Diaspora Co-Founder Ilya Zhitomirskiy Dies At 22 (UPDATE)

Social Networking Pioneer Dies At 22

Ilya Zhitomirskiy, one of the young co-founders behind social network Diaspora*, passed away suddenly on Saturday, TechCrunch has confirmed.

No details about Zhitomirskiy's cause of death had been issued at the time of this writing. He was 22 years old.

Zhitomirskiy and three fellow NYU students announced plans for their open-source Facebook-challenger in April 2010. They set up a Kickstarter fund that raised just over $200,000 for the project.

The service, currently under development in its "alpha" phase, is designed around personal privacy and gives users the option of controlling of their own servers, allowing them to manage how their online data are shared with their contacts. As opposed to Facebook, which centralizes and stores user data within its own network, Diaspora lets users create their own social graph or build off existing social networking connections from inside Twitter, Tumblr and Facebook.
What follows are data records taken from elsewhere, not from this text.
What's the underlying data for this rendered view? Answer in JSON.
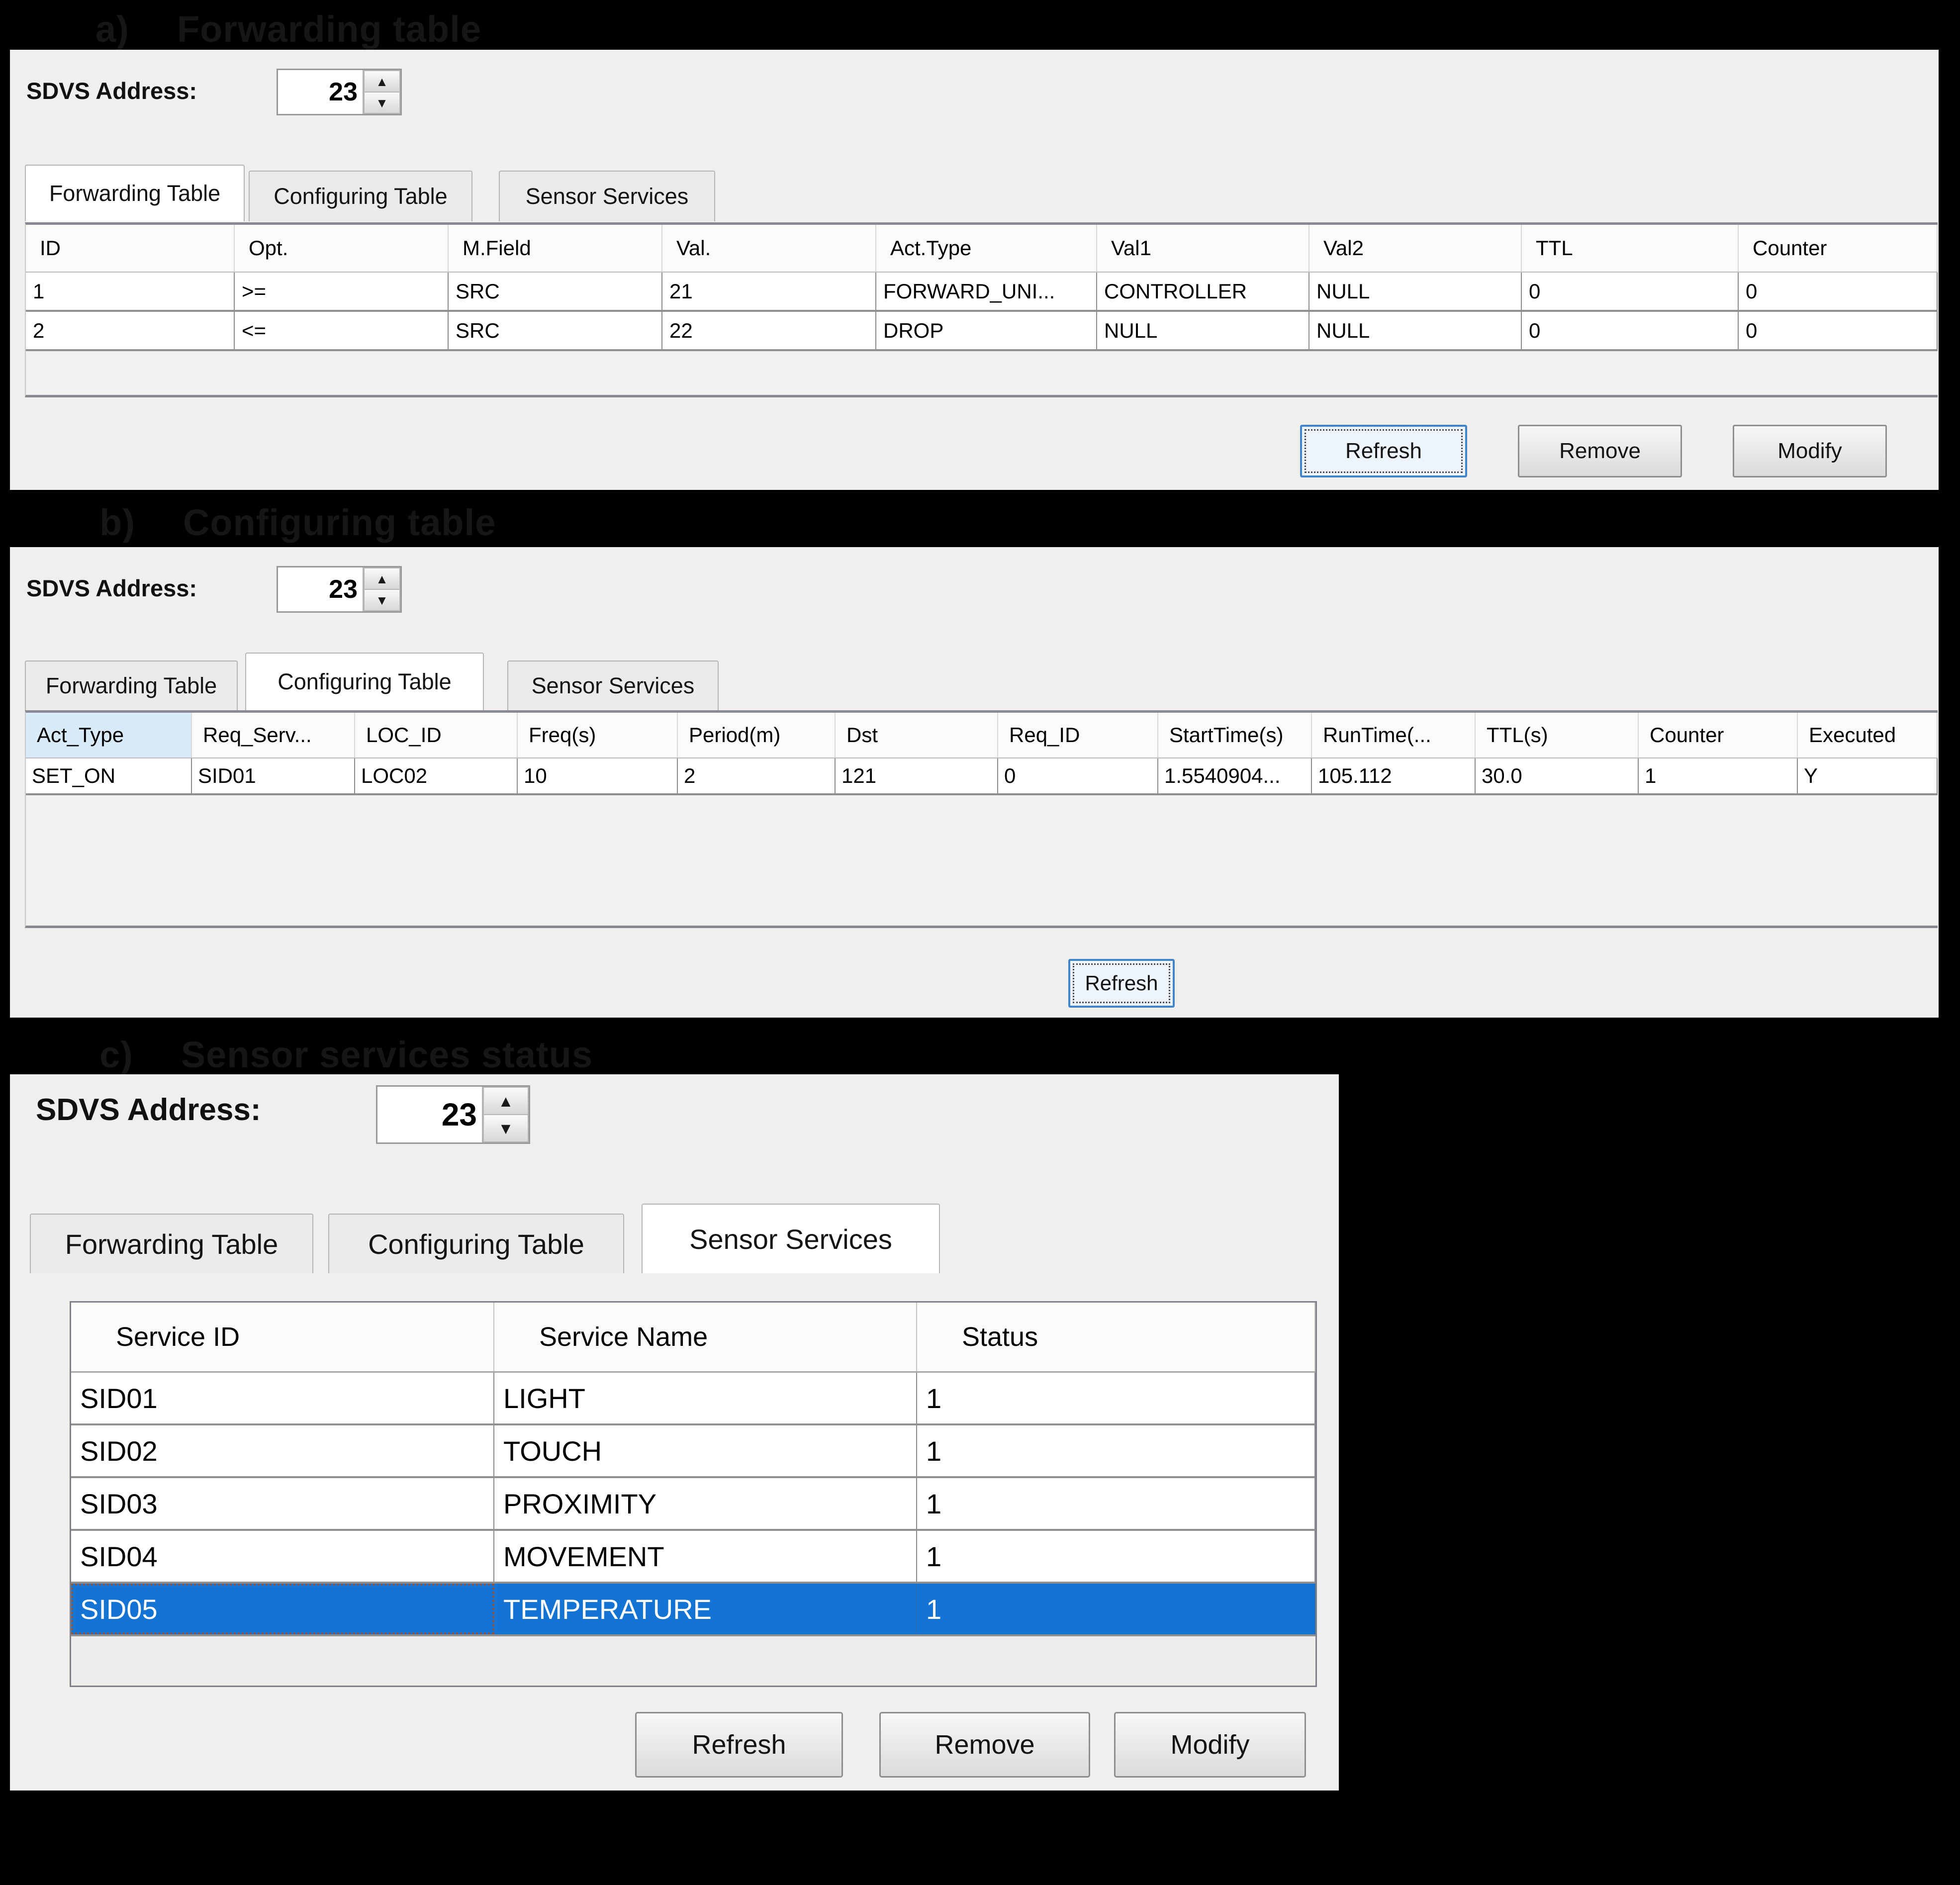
{
  "captions": {
    "a_marker": "a)",
    "a_text": "Forwarding table",
    "b_marker": "b)",
    "b_text": "Configuring table",
    "c_marker": "c)",
    "c_text": "Sensor services status"
  },
  "address": {
    "label": "SDVS Address:",
    "value": "23"
  },
  "tabs": [
    "Forwarding Table",
    "Configuring Table",
    "Sensor Services"
  ],
  "panel_a": {
    "active_tab": "Forwarding Table",
    "columns": [
      "ID",
      "Opt.",
      "M.Field",
      "Val.",
      "Act.Type",
      "Val1",
      "Val2",
      "TTL",
      "Counter"
    ],
    "rows": [
      [
        "1",
        ">=",
        "SRC",
        "21",
        "FORWARD_UNI...",
        "CONTROLLER",
        "NULL",
        "0",
        "0"
      ],
      [
        "2",
        "<=",
        "SRC",
        "22",
        "DROP",
        "NULL",
        "NULL",
        "0",
        "0"
      ]
    ],
    "buttons": [
      "Refresh",
      "Remove",
      "Modify"
    ]
  },
  "panel_b": {
    "active_tab": "Configuring Table",
    "columns": [
      "Act_Type",
      "Req_Serv...",
      "LOC_ID",
      "Freq(s)",
      "Period(m)",
      "Dst",
      "Req_ID",
      "StartTime(s)",
      "RunTime(...",
      "TTL(s)",
      "Counter",
      "Executed"
    ],
    "rows": [
      [
        "SET_ON",
        "SID01",
        "LOC02",
        "10",
        "2",
        "121",
        "0",
        "1.5540904...",
        "105.112",
        "30.0",
        "1",
        "Y"
      ]
    ],
    "buttons": [
      "Refresh"
    ]
  },
  "panel_c": {
    "active_tab": "Sensor Services",
    "columns": [
      "Service ID",
      "Service Name",
      "Status"
    ],
    "rows": [
      [
        "SID01",
        "LIGHT",
        "1"
      ],
      [
        "SID02",
        "TOUCH",
        "1"
      ],
      [
        "SID03",
        "PROXIMITY",
        "1"
      ],
      [
        "SID04",
        "MOVEMENT",
        "1"
      ],
      [
        "SID05",
        "TEMPERATURE",
        "1"
      ]
    ],
    "selected_row": 4,
    "buttons": [
      "Refresh",
      "Remove",
      "Modify"
    ]
  },
  "colors": {
    "selection": "#1474d4",
    "focus_border": "#4184c8",
    "header_highlight": "#d9eafb"
  }
}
During an interview with the New York Times in 2010, Diaspora co-founder Raphael Sofaer offered the following explanation of the project:

In our real lives, we talk to each other. We don’t need to hand our messages to a hub. What Facebook gives you as a user isn’t all that hard to do. All the little games, the little walls, the little chat, aren’t really rare things. The technology already exists.

The Diaspora's goals drew praise from many following its announcement. Even Facebook co-founder and CEO Mark Zuckerberg donated money to the project.

"I think it is cool people are trying to do it," Zuckerberg told Wired in May 2010. "I see a little of myself in them. It’s just their approach that the world could be better and saying, “We should try to do it.”

UPDATE: CNNMoney now reports that Zhitomirskiy committed suicide, according to "a source close to the company."